Dieser Tag in der Geschichte: 28. November

Dieser Tag in der Geschichte: 28. November

Heute in der Geschichte: 28. November 1919

Die gebürtige Amerikanerin Nancy, Viscountess Astor, war an diesem Tag der Geschichte 1919 die erste Frau, die im britischen Unterhaus saß. Ihr Mann, Waldolf Astor, saß als Abgeordneter in Plymouth Sutton, und als er den Adel bestanden hatte und seinen Platz im Oberhaus einnahm, wählte die Konservative Partei Lady Astor an seiner Stelle. Sie hielt den Sitz bis 1945, als sie in Rente ging.

Lady Astor war die erste Frau, die einen Sitz im Parlament hatte, aber der Unterschied, die erste Frau zu sein gewählt Zu den Commons gehörte die Gräfin de Markievicz, eine irische Nationalistin, die mit einem polnischen Grafen verheiratet war. Sie nahm am Osteraufstand von 1916 teil und war 1918 für einen Sitz in Dublin zuständig, der in London inhaftiert war. Sie gewann die Wahl, aber als Mitglied von Sinn Fein weigerte sie sich, den Eid zu unterschreiben und nahm ihren Platz nicht ein. Lady Astor war die erste Frau, die die Wahl gewann und tatsächlich ihren Platz als Abgeordnete einnahm.

Die 1879 in Danville, Virginia, geborene Tochter eines ehemaligen Soldaten der Konföderation wurde erfolgreicher Tabakversteigerer. Sie heiratete 1897 den Bostoner Robert Gould Shaw II. Das Ehepaar brachte einen Sohn hervor, bevor er sich 1903 scheiden ließ. Sie reiste nach England, wo sie Waldolf Astor, den Nachkomme des amerikanischen Pelzhändlers John Jacob Astor, traf.

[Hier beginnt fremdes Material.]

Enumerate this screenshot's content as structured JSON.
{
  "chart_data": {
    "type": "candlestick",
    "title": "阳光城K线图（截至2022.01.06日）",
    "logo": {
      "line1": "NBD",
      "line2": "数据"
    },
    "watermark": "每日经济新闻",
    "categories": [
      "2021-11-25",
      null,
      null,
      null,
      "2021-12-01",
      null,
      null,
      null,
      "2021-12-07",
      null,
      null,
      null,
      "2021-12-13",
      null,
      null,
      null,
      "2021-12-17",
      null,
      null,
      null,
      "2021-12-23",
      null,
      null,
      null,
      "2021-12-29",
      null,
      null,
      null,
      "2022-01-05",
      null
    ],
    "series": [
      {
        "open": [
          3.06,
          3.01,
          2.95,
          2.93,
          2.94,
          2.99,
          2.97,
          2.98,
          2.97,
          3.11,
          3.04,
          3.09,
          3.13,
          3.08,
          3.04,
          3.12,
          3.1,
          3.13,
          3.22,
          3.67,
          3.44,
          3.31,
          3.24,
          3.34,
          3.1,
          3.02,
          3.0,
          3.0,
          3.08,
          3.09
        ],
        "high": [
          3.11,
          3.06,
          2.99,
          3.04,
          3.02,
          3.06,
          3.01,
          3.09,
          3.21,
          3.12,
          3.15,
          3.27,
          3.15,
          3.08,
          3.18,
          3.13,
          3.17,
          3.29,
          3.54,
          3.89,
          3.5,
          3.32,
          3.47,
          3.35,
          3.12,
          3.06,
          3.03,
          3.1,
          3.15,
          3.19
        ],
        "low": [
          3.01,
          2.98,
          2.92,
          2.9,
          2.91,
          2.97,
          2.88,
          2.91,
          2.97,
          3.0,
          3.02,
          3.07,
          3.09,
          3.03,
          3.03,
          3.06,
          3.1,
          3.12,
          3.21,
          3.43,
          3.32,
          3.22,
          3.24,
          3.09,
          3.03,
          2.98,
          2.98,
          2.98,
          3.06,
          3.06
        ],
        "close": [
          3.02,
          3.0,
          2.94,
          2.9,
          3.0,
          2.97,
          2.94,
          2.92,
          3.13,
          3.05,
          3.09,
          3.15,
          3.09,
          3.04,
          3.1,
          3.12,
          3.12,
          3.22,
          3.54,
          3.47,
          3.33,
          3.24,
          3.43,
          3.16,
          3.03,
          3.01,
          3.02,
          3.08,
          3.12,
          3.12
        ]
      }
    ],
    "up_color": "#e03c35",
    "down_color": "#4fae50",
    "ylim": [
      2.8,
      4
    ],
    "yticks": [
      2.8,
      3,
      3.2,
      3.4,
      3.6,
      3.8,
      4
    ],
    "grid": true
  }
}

Sie verliebten sich und heirateten 1906.

Es dauerte nicht lange, bis Nancy Astor eine führende Frau in der britischen Gesellschaft war und elegante Feiern auf dem Landsitz von Astor in Cliveden veranstaltete. Die eng geknüpfte Clique der Astors, bekannt als „Cliveden Set“, übte beträchtlichen Einfluss auf Politik und Außenpolitik aus. 1910 wurde Waldolf in das Unterhaus gewählt, wo er bis zu seinem Tod zehn Jahre später blieb.

Als Lady Astor 1919 ihren ersten Platz in den Commons einnahm, herrschte Chaos im Old Boy's Network. Die Reaktionen ihrer Kolleginnen und Kollegen reichten von Eis, Nervosität und Feindseligkeit. Winston Churchill, der zu Gast in Astor gewesen war, bevor Nancy Abgeordneter wurde, weigerte sich, in den ersten zwei Jahren im Unterhaus mit ihr zu sprechen.

Laut Professor David Stack von der University of Reading, als Lady Astor ihn schließlich wegen seines verwerflichen Verhaltens anrief, erklärte Churchill, dass er versuchte:

Frieren Sie aus… Weil ich das Eindringen einer Frau in das Unterhaus so peinlich finde, als würde sie in mein Schlafzimmer platzen, wenn ich nichts hatte, mit dem ich mich wehren konnte, nicht einmal einen Schwamm.

Lady Astor antwortete einfach:

Sie sind nicht schön genug, um sich solche Sorgen zu machen.

Lady Astor arbeitete unermüdlich für Anliegen, die sich für Frauen und Kinder einsetzten. In ihrer ersten Rede als Abgeordneterin versprach sie, sie beabsichtige, "im ganzen Land für Hunderte von Frauen und Kindern zu sprechen, die nicht für sich selbst sprechen können". Sie war so gut wie ihr Wort.